His skin is tanned and warm, and along his throat and temples there are faint violet scale patterns that trace the lines of his bones, delicate and iridescent, catching the amber light of the hall and refracting it in soft purple so that he seems to glow faintly from within.
His hair is dark, nearly black, cut short at the sides and longer on top, and it falls across his forehead in a way that would look careless on anyone less devastating.
On him it looks deliberate. Everything about him looks deliberate.
His eyes are amethyst. Not violet, not purple, but the deep, fractured color of the gemstone itself, luminous and layered with depth, and they are fixed on Bryn with an intensity that makes his skin prickle from twenty feet away.
There is something in that gaze that Bryn can't identify, something that goes beyond curiosity or scrutiny, something that feels almost physical in its weight.
His mouth. Bryn shouldn't be looking at his mouth.

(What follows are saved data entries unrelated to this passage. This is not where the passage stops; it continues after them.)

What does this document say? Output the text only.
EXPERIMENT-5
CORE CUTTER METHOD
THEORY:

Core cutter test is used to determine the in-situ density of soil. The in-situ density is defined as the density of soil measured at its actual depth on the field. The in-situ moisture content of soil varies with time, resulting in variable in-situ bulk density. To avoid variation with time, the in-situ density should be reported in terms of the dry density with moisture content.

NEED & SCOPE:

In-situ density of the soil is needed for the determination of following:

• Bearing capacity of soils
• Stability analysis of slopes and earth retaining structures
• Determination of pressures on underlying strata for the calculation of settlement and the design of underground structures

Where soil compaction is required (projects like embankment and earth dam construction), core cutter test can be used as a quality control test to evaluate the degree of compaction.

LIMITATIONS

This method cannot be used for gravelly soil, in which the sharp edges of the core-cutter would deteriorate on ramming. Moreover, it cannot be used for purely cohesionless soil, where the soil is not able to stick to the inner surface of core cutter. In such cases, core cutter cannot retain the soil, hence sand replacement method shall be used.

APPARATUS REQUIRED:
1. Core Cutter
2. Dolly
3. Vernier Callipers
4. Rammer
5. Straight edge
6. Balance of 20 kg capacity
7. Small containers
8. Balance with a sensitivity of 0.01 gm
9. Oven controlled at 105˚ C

But he is, because it's the kind of mouth that could deliver a death sentence or a kindness with equal ease, full-lipped and expressive, and right now it's set in a firm line that gives nothing away.
Prince Ithyris is the most breathtakingly handsome person Bryn has ever seen, and Bryn is suddenly, acutely, painfully aware that he is wearing his sister's worst dress and he hasn't slept in two days and there are wilted flowers in his hair and he is about to deceive this creature and his entire court and almost certainly die for it.
It's not the dying that bothers him in this moment, which is unexpected.
It's the idea that this prince is going to look at him and see the deception and the disappointment and not whatever it was that just passed across his face, that focused, startling intensity that Bryn felt in his sternum.
He reaches the base of the dais. He curtsies the way Mithri would, bending his knees and lowering his eyes and holding the pose for a count of three while his thighs tremble and his heart pounds so hard he's certain the entire hall can hear it.
When he rises, he lifts his gaze to the king first, because that is protocol, and inclines his head.
Then he looks at the prince.
Something is wrong.
Ithyris has gone still. Not the composed stillness of a prince at court, but the rigid, locked stillness of a predator who has caught a scent he wasn't expecting, and the difference is unmistakable.
His nostrils flare. His pupils blow so wide the amethyst nearly disappears, swallowed by black, and the effect is startling and animal and deeply, inexplicably intimate in a way that makes Bryn's breath catch.
His hands grip the arms of the throne and Bryn can see his knuckles going white from here, can see the faint protrusion of claws pressing out from beneath his fingernails, and his whole body has gone taut with something Bryn cannot name and is not entirely sure he wants to.